Both d - And l -Glucose Polyphosphates Mimic d - myo-Inositol 1,4,5-Trisphosphate: New Synthetic Agonists and Partial Agonists at the Ins(1,4,5)P3Receptor
Shipton, Megan L.,Riley, Andrew M.,Rossi, Ana M.,Brearley, Charles A.,Taylor, Colin W.,Potter, Barry V. L.

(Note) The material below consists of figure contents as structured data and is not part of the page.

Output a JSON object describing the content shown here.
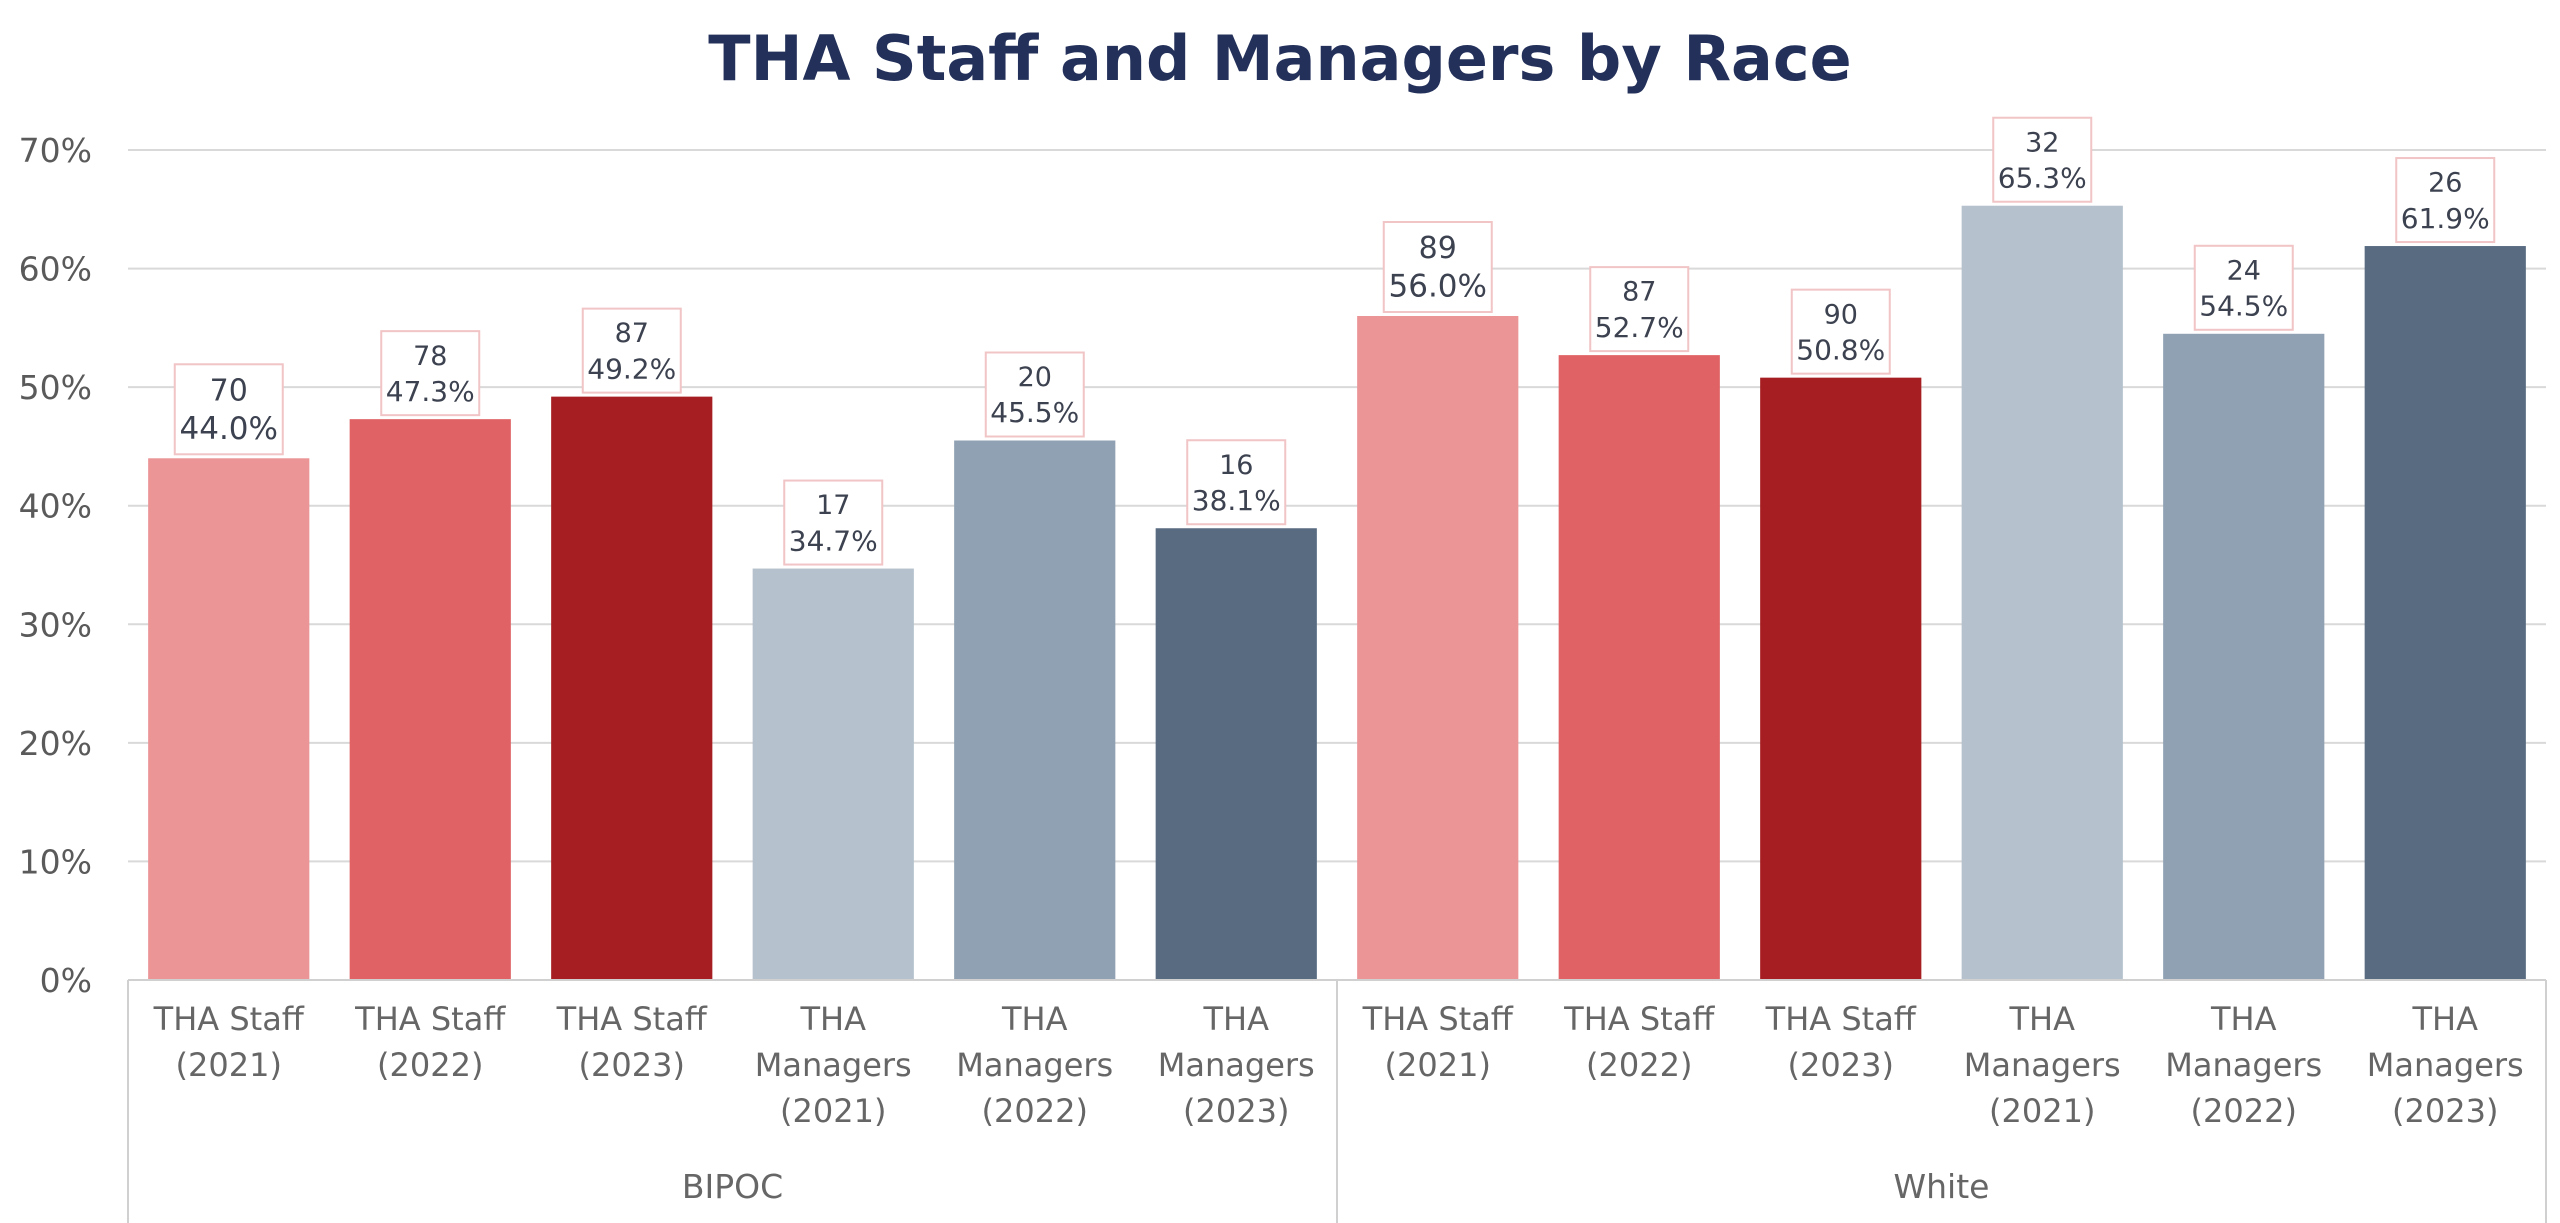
{
  "chart_data": {
    "type": "bar",
    "title": "THA Staff and Managers by Race",
    "xlabel": "",
    "ylabel": "",
    "ylim": [
      0,
      70
    ],
    "y_ticks": [
      "0%",
      "10%",
      "20%",
      "30%",
      "40%",
      "50%",
      "60%",
      "70%"
    ],
    "y_tick_values": [
      0,
      10,
      20,
      30,
      40,
      50,
      60,
      70
    ],
    "grid": true,
    "legend": "none",
    "groups": [
      {
        "name": "BIPOC",
        "bars": [
          {
            "category": [
              "THA Staff",
              "(2021)"
            ],
            "count": "70",
            "percent_label": "44.0%",
            "value": 44.0,
            "color": "#eb9597"
          },
          {
            "category": [
              "THA Staff",
              "(2022)"
            ],
            "count": "78",
            "percent_label": "47.3%",
            "value": 47.3,
            "color": "#e06265"
          },
          {
            "category": [
              "THA Staff",
              "(2023)"
            ],
            "count": "87",
            "percent_label": "49.2%",
            "value": 49.2,
            "color": "#a61e22"
          },
          {
            "category": [
              "THA",
              "Managers",
              "(2021)"
            ],
            "count": "17",
            "percent_label": "34.7%",
            "value": 34.7,
            "color": "#b5c1cd"
          },
          {
            "category": [
              "THA",
              "Managers",
              "(2022)"
            ],
            "count": "20",
            "percent_label": "45.5%",
            "value": 45.5,
            "color": "#8fa1b3"
          },
          {
            "category": [
              "THA",
              "Managers",
              "(2023)"
            ],
            "count": "16",
            "percent_label": "38.1%",
            "value": 38.1,
            "color": "#586b81"
          }
        ]
      },
      {
        "name": "White",
        "bars": [
          {
            "category": [
              "THA Staff",
              "(2021)"
            ],
            "count": "89",
            "percent_label": "56.0%",
            "value": 56.0,
            "color": "#eb9597"
          },
          {
            "category": [
              "THA Staff",
              "(2022)"
            ],
            "count": "87",
            "percent_label": "52.7%",
            "value": 52.7,
            "color": "#e06265"
          },
          {
            "category": [
              "THA Staff",
              "(2023)"
            ],
            "count": "90",
            "percent_label": "50.8%",
            "value": 50.8,
            "color": "#a61e22"
          },
          {
            "category": [
              "THA",
              "Managers",
              "(2021)"
            ],
            "count": "32",
            "percent_label": "65.3%",
            "value": 65.3,
            "color": "#b5c1cd"
          },
          {
            "category": [
              "THA",
              "Managers",
              "(2022)"
            ],
            "count": "24",
            "percent_label": "54.5%",
            "value": 54.5,
            "color": "#8fa1b3"
          },
          {
            "category": [
              "THA",
              "Managers",
              "(2023)"
            ],
            "count": "26",
            "percent_label": "61.9%",
            "value": 61.9,
            "color": "#586b81"
          }
        ]
      }
    ],
    "colors": {
      "title": "#23305a",
      "gridline": "#d9d9d9",
      "axis": "#d0d0d0",
      "label_border": "#f1c4c6",
      "label_text": "#3d4250"
    }
  }
}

, p. 5442 - 5457 (2020/07/21)
Chiral sugar derivatives are potential cyclitol surrogates of the Ca2+-mobilizing intracellular messenger d-myo-inositol 1,4,5-trisphosphate [Ins(1,4,5)P3]. Six novel polyphosphorylated analogues derived from both d- and l-glucose were synthesized. Binding to Ins(1,4,5)P3 receptors [Ins(1,4,5)P3R] and the ability to release Ca2+ from intracellular stores via type 1 Ins(1,4,5)P3Rs were investigated. β-d-Glucopyranosyl 1,3,4-tris-phosphate, with similar phosphate regiochemistry and stereochemistry to Ins(1,4,5)P3, and α-d-glucopyranosyl 1,3,4-tris-phosphate are full agonists, being equipotent and 23-fold less potent than Ins(1,4,5)P3, respectively, in Ca2+-release assays and similar to Ins(1,4,5)P3 and 15-fold weaker in binding assays. They can be viewed as truncated analogues of adenophostin A and refine understanding of structure-activity relationships for this Ins(1,4,5)P3R agonist. l-Glucose-derived ligands, methyl α-l-glucopyranoside 2,3,6-trisphosphate and methyl α-l-glucopyranoside 2,4,6-trisphosphate, are also active, while their corresponding d-enantiomers, methyl α-d-glucopyranoside 2,3,6-trisphosphate and methyl α-d-glucopyranoside 2,4,6-trisphosphate, are inactive. Interestingly, both l-glucose-derived ligands are partial agonists: they are among the least efficacious agonists of Ins(1,4,5)P3R yet identified, providing new leads for antagonist development.